We can calculate \( r \) as follows:

\[ r = 1.86% + 1.32 \times 5.84% \]

Calculating the excess return from the market risk premium:

\[ = 1.86% + (1.32 \times 5.84%) \] \[ = 1.86% + 7.7088% \] \[ = 9.5688% \]

Thus, \( r \approx 9.57%\).

Now we can apply this to calculate the present value of Firm A’s stock using the Gordon Growth Model.

Given:

  • \( D_0 = 1.46 \)
  • \( g = 4.28% \) or 0.0428

First, calculate \( D_1 = D_0 \times (1 + g) \):

\[ D_1 = 1.46 \times (1 + 0.0428) \approx 1.46 \times 1.0428 \approx 1.5249 \]

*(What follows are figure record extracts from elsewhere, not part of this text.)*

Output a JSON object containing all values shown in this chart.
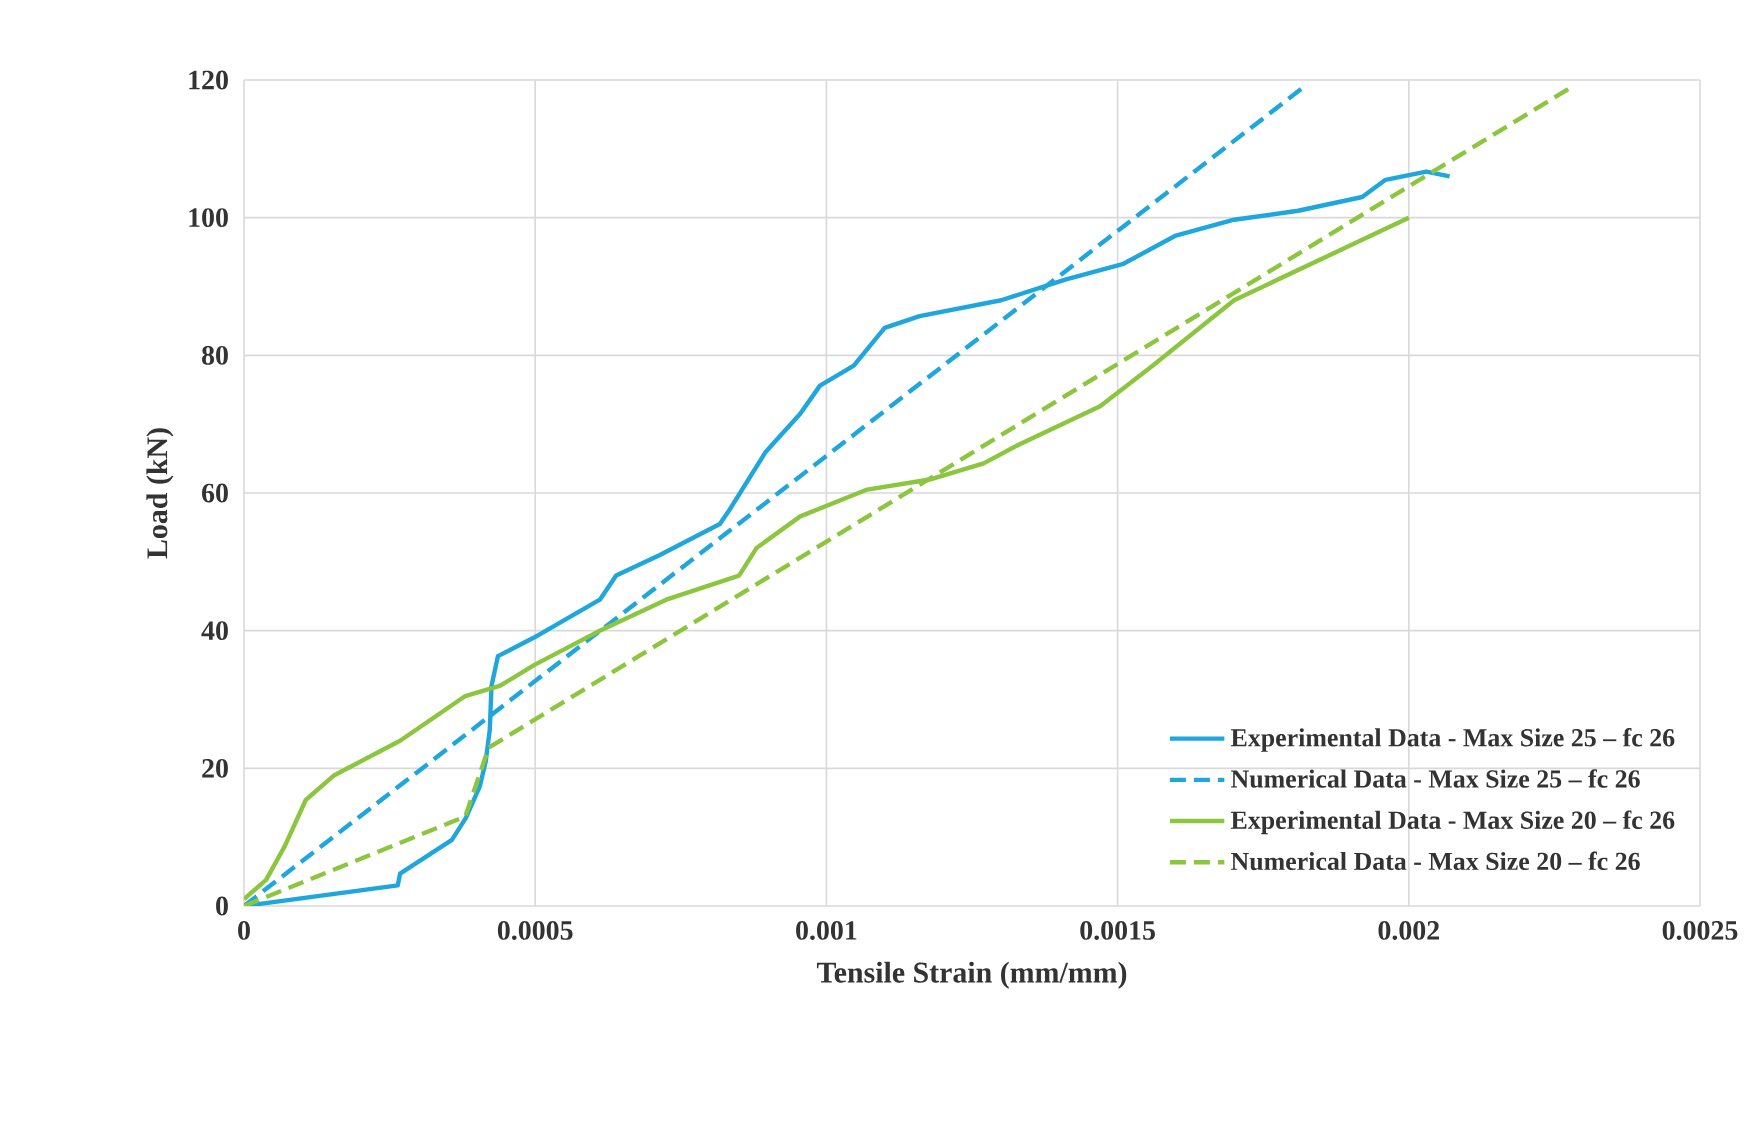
{
  "chart_data": {
    "type": "line",
    "xlabel": "Tensile Strain (mm/mm)",
    "ylabel": "Load (kN)",
    "xlim": [
      0,
      0.0025
    ],
    "ylim": [
      0,
      120
    ],
    "xticks": [
      0,
      0.0005,
      0.001,
      0.0015,
      0.002,
      0.0025
    ],
    "yticks": [
      0,
      20,
      40,
      60,
      80,
      100,
      120
    ],
    "grid": true,
    "legend": "bottom right",
    "series": [
      {
        "name": "Experimental Data - Max Size 25 – fc 26",
        "color": "#1fa7dd",
        "line_style": "solid",
        "x": [
          0,
          0.000264,
          0.000268,
          0.000357,
          0.000381,
          0.000405,
          0.000415,
          0.000422,
          0.000425,
          0.000436,
          0.000498,
          0.000611,
          0.000639,
          0.000714,
          0.000817,
          0.000834,
          0.000896,
          0.000955,
          0.000989,
          0.001047,
          0.0011,
          0.00116,
          0.0013,
          0.00141,
          0.00151,
          0.0016,
          0.0017,
          0.00181,
          0.00192,
          0.00196,
          0.00203,
          0.00207
        ],
        "values": [
          0,
          3,
          4.7,
          9.6,
          12.8,
          17.4,
          21,
          25.6,
          32,
          36.3,
          39,
          44.5,
          48,
          51,
          55.5,
          57.6,
          66,
          71.5,
          75.6,
          78.5,
          84,
          85.7,
          88,
          91,
          93.3,
          97.4,
          99.7,
          101,
          103,
          105.5,
          106.7,
          106
        ]
      },
      {
        "name": "Numerical Data - Max Size 25 – fc 26",
        "color": "#1fa7dd",
        "line_style": "dashed",
        "x": [
          0,
          0.00182
        ],
        "values": [
          0,
          119
        ]
      },
      {
        "name": "Experimental Data - Max Size 20 – fc 26",
        "color": "#8cc63f",
        "line_style": "solid",
        "x": [
          0,
          3.8e-05,
          7e-05,
          0.000106,
          0.000155,
          0.000268,
          0.00038,
          0.00044,
          0.000498,
          0.000611,
          0.000725,
          0.00085,
          0.00088,
          0.000955,
          0.00107,
          0.00118,
          0.00127,
          0.00133,
          0.00147,
          0.00156,
          0.0017,
          0.00187,
          0.002
        ],
        "values": [
          1,
          3.8,
          8.7,
          15.4,
          19,
          24,
          30.5,
          32,
          35,
          40,
          44.5,
          48,
          52,
          56.6,
          60.5,
          62,
          64.3,
          67,
          72.6,
          78.5,
          88,
          94.8,
          100
        ]
      },
      {
        "name": "Numerical Data - Max Size 20 – fc 26",
        "color": "#8cc63f",
        "line_style": "dashed",
        "x": [
          0,
          0.00038,
          0.00042,
          0.00228
        ],
        "values": [
          0,
          13,
          23,
          119
        ]
      }
    ]
  }
}
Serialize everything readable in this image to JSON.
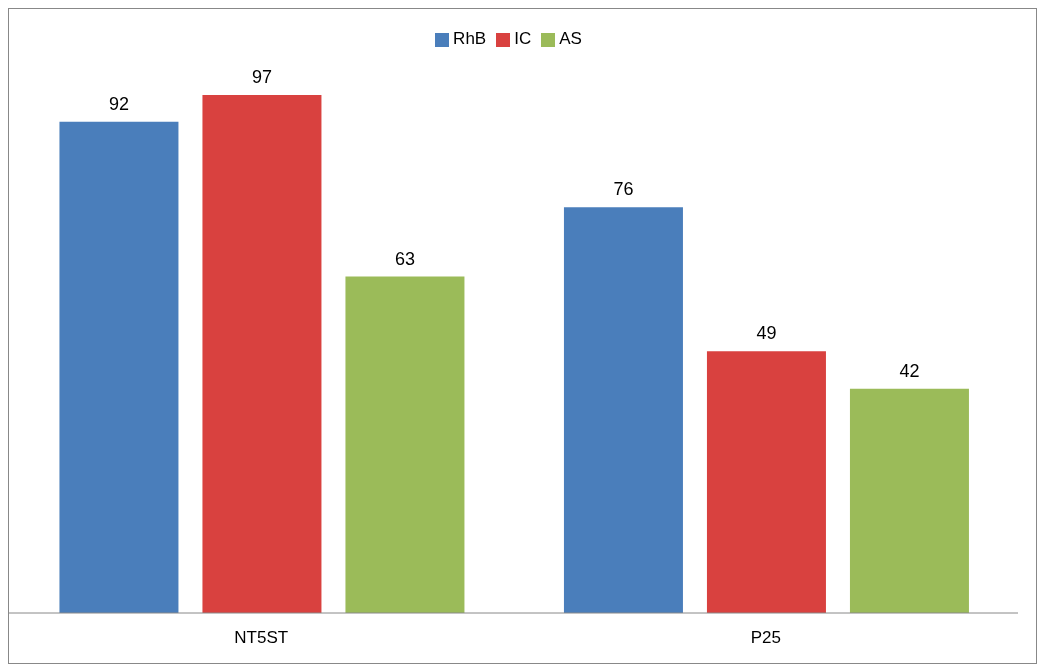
{
  "chart_data": {
    "type": "bar",
    "categories": [
      "NT5ST",
      "P25"
    ],
    "series": [
      {
        "name": "RhB",
        "color": "#4a7ebb",
        "values": [
          92,
          76
        ]
      },
      {
        "name": "IC",
        "color": "#d9413f",
        "values": [
          97,
          49
        ]
      },
      {
        "name": "AS",
        "color": "#9bbb59",
        "values": [
          63,
          42
        ]
      }
    ],
    "data_labels": true,
    "legend": "top",
    "grid": false
  }
}
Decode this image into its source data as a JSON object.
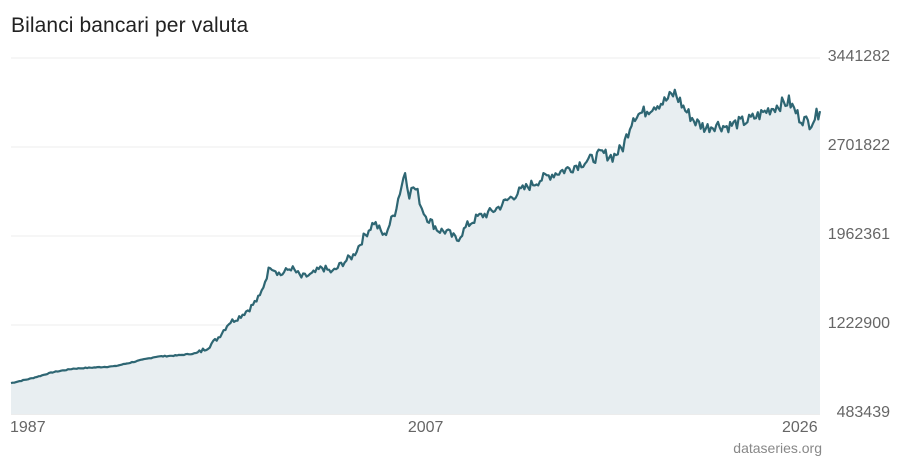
{
  "title": "Bilanci bancari per valuta",
  "source": "dataseries.org",
  "colors": {
    "line": "#2e6673",
    "area": "#e8eef1",
    "grid": "#ececec"
  },
  "chart_data": {
    "type": "area",
    "title": "Bilanci bancari per valuta",
    "xlabel": "",
    "ylabel": "",
    "xlim": [
      1987,
      2026
    ],
    "ylim": [
      483439,
      3441282
    ],
    "x_tick_labels": [
      "1987",
      "2007",
      "2026"
    ],
    "y_tick_labels": [
      "483439",
      "1222900",
      "1962361",
      "2701822",
      "3441282"
    ],
    "grid": "horizontal",
    "series": [
      {
        "x": [
          1987.0,
          1988.0,
          1989.0,
          1990.0,
          1991.0,
          1992.0,
          1993.0,
          1994.0,
          1995.0,
          1996.0,
          1996.5,
          1997.0,
          1997.5,
          1998.0,
          1998.5,
          1999.0,
          1999.5,
          2000.0,
          2000.5,
          2001.0,
          2001.5,
          2002.0,
          2002.5,
          2003.0,
          2003.5,
          2004.0,
          2004.5,
          2005.0,
          2005.5,
          2006.0,
          2006.2,
          2006.4,
          2006.6,
          2006.8,
          2007.0,
          2007.3,
          2007.6,
          2008.0,
          2008.5,
          2009.0,
          2009.5,
          2010.0,
          2010.5,
          2011.0,
          2011.5,
          2012.0,
          2012.5,
          2013.0,
          2013.5,
          2014.0,
          2014.5,
          2015.0,
          2015.5,
          2016.0,
          2016.5,
          2017.0,
          2017.5,
          2018.0,
          2018.5,
          2019.0,
          2019.5,
          2020.0,
          2020.5,
          2021.0,
          2021.5,
          2022.0,
          2022.5,
          2023.0,
          2023.5,
          2024.0,
          2024.5,
          2025.0,
          2025.5,
          2026.0
        ],
        "values": [
          740000,
          780000,
          830000,
          860000,
          870000,
          880000,
          920000,
          960000,
          970000,
          990000,
          1040000,
          1120000,
          1240000,
          1290000,
          1360000,
          1460000,
          1720000,
          1640000,
          1700000,
          1620000,
          1640000,
          1700000,
          1660000,
          1740000,
          1800000,
          1950000,
          2080000,
          1960000,
          2160000,
          2500000,
          2310000,
          2370000,
          2320000,
          2200000,
          2130000,
          2070000,
          2010000,
          2000000,
          1930000,
          2050000,
          2120000,
          2150000,
          2200000,
          2270000,
          2330000,
          2380000,
          2430000,
          2470000,
          2500000,
          2530000,
          2570000,
          2600000,
          2650000,
          2620000,
          2700000,
          2960000,
          2990000,
          3050000,
          3080000,
          3150000,
          3010000,
          2910000,
          2860000,
          2890000,
          2870000,
          2900000,
          2920000,
          2960000,
          3010000,
          3050000,
          3080000,
          2950000,
          2900000,
          3000000
        ]
      }
    ]
  }
}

Now we can calculate \( P_0 \):

\[ P_0 = \frac{D_1}{r - g} = \frac{1.5249}{0.095688 - 0.0428} \]

Calculating the denominator:

\[ r - g = 0.095688 - 0.0428 = 0.052888 \]

Finally,

\[ P_0 = \frac{1.5249}{0.052888} \approx 28.84 \]

Now we can calculate the total value of Firm A by multiplying the price per share by the number of shares outstanding.

Number of shares outstanding for Firm A = 284 million

Thus, the total value of Firm A is:

\[ \text{Value of Firm A} = P_0 \times \text{Shares Outstanding} = 28.84 \times 284,000,000 \approx 8,187,760,000 \]

The value of Firm A is approximately $8.19 billion.